As several departing guests heard the cry and returned in concern, my eldest sister Marion was mortified to be making teh excuses. As the baby crib was still located in the corner of my other sister, Agnes', room, she was awakened when they fetched it, and being ill was up and peevish the rest of the night. When I finally had the decency to enter the world at dawn, it took two footmen to drag my father from bed, that being the only thing that would awaken him from the memory of last night's revels sufficiently to inform him that he was required at his wife's bedside. As for my mother..well, birth, like most other parts of raising a child, is often far more difficult on the woman.

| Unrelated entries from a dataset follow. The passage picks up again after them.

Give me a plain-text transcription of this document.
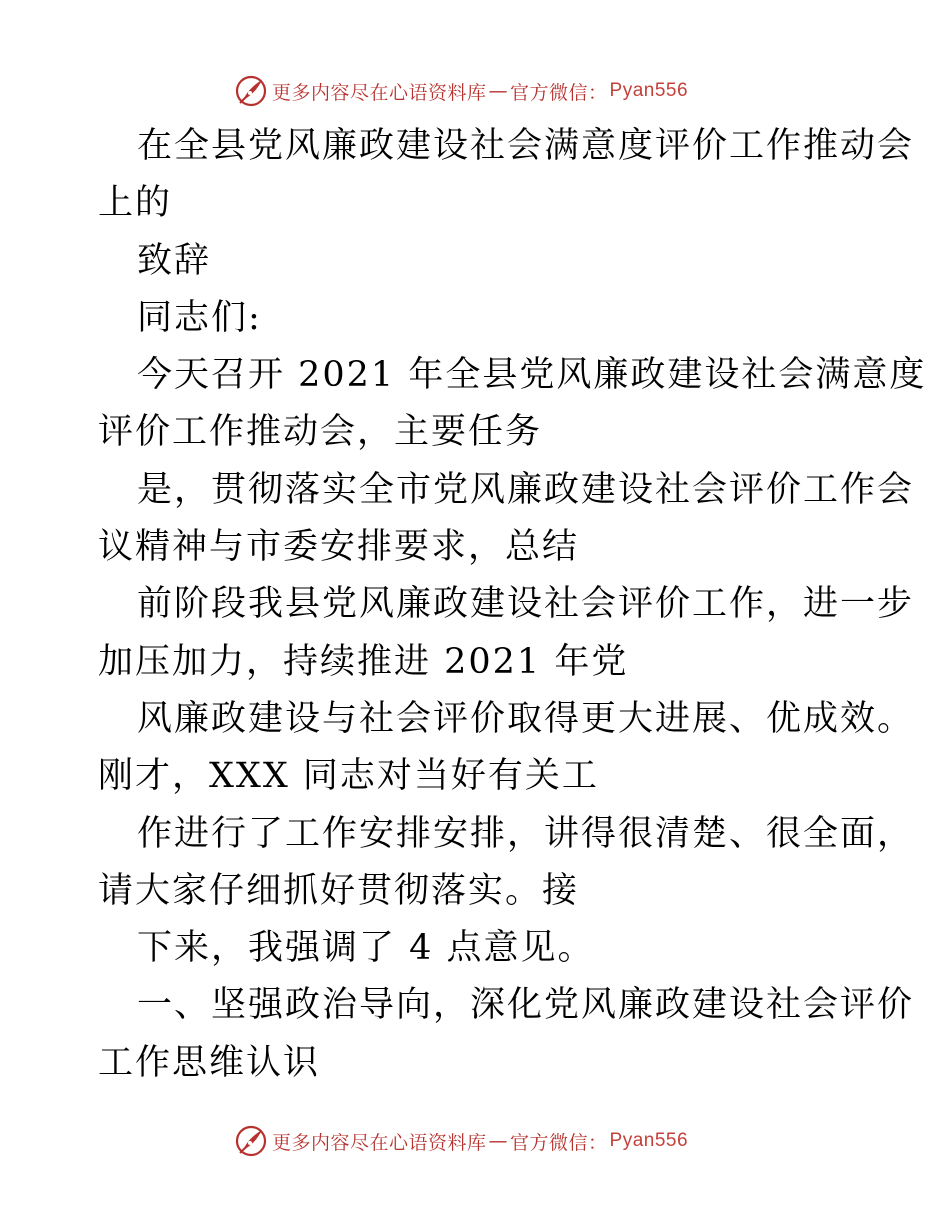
更多内容尽在心语资料库 — 官方微信： Pyan556
在全县党风廉政建设社会满意度评价工作推动会
上的
致辞
同志们:
今天召开 2021 年全县党风廉政建设社会满意度
评价工作推动会，主要任务
是，贯彻落实全市党风廉政建设社会评价工作会
议精神与市委安排要求，总结
前阶段我县党风廉政建设社会评价工作，进一步
加压加力，持续推进 2021 年党
风廉政建设与社会评价取得更大进展、优成效。
刚才，XXX 同志对当好有关工
作进行了工作安排安排，讲得很清楚、很全面，
请大家仔细抓好贯彻落实。接
下来，我强调了 4 点意见。
一、坚强政治导向，深化党风廉政建设社会评价
工作思维认识
更多内容尽在心语资料库 — 官方微信： Pyan556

Thus, at something less than two minutes of age, I had succeeded in being a complete inconvenience and irritant to all four members of my immediate family. The pattern was set.

~ ~ ~ ~ ~ ~

I wander my home now, looking as a master on the rooms I peeked hesitantly into as a child, and I watch my wife laughing in the parlor and try to imagine my mother in the same chair, with the same smile, and find I cannot. Whatever they had and whatever we have...two very different things.

~ ~ ~ ~ ~ ~

Marion was the eldest, at fourteen, when I was born, and she was three years younger than an older brother who had died in infancy. There had seemed no chance of another son after Agnes came along, and my advent a decade later was something of a surprise, and one viewed as being in rather bad taste by my father and society in general. I was shunted off to the nursery and complacently and affectionately ignored until, at the age of around two or three, I was discovered to be a charming little boy with huge blue eyes and hair that was then a mixture of butter and gold. Then I must be dolled up and brought down to be displayed for every little party -- with the exception of Marion's coming out, she having never quite forgiven me for being born in the years that should have belonged solely to her -- and thus learned to talk, my nurse having been a pleasant but taciturn individual who, so long as I was healthy and cried no more than experience had taught her babies must cry, troubled herself no more about my development than if I had been a particularly sturdy and stolid breed of houseplant. I don't pretend there was anything particuarly loveless or neglectful about my upbringing -- or, if there was, it was the sort of lovelessness and neglect by which my two elder sisters had been raised with fine results, by which my parents had likewise been raised with fine results, by which all of my acquaintance as I grew would have been raised, and which was best calculated to produce exactly the desired specimen of young England.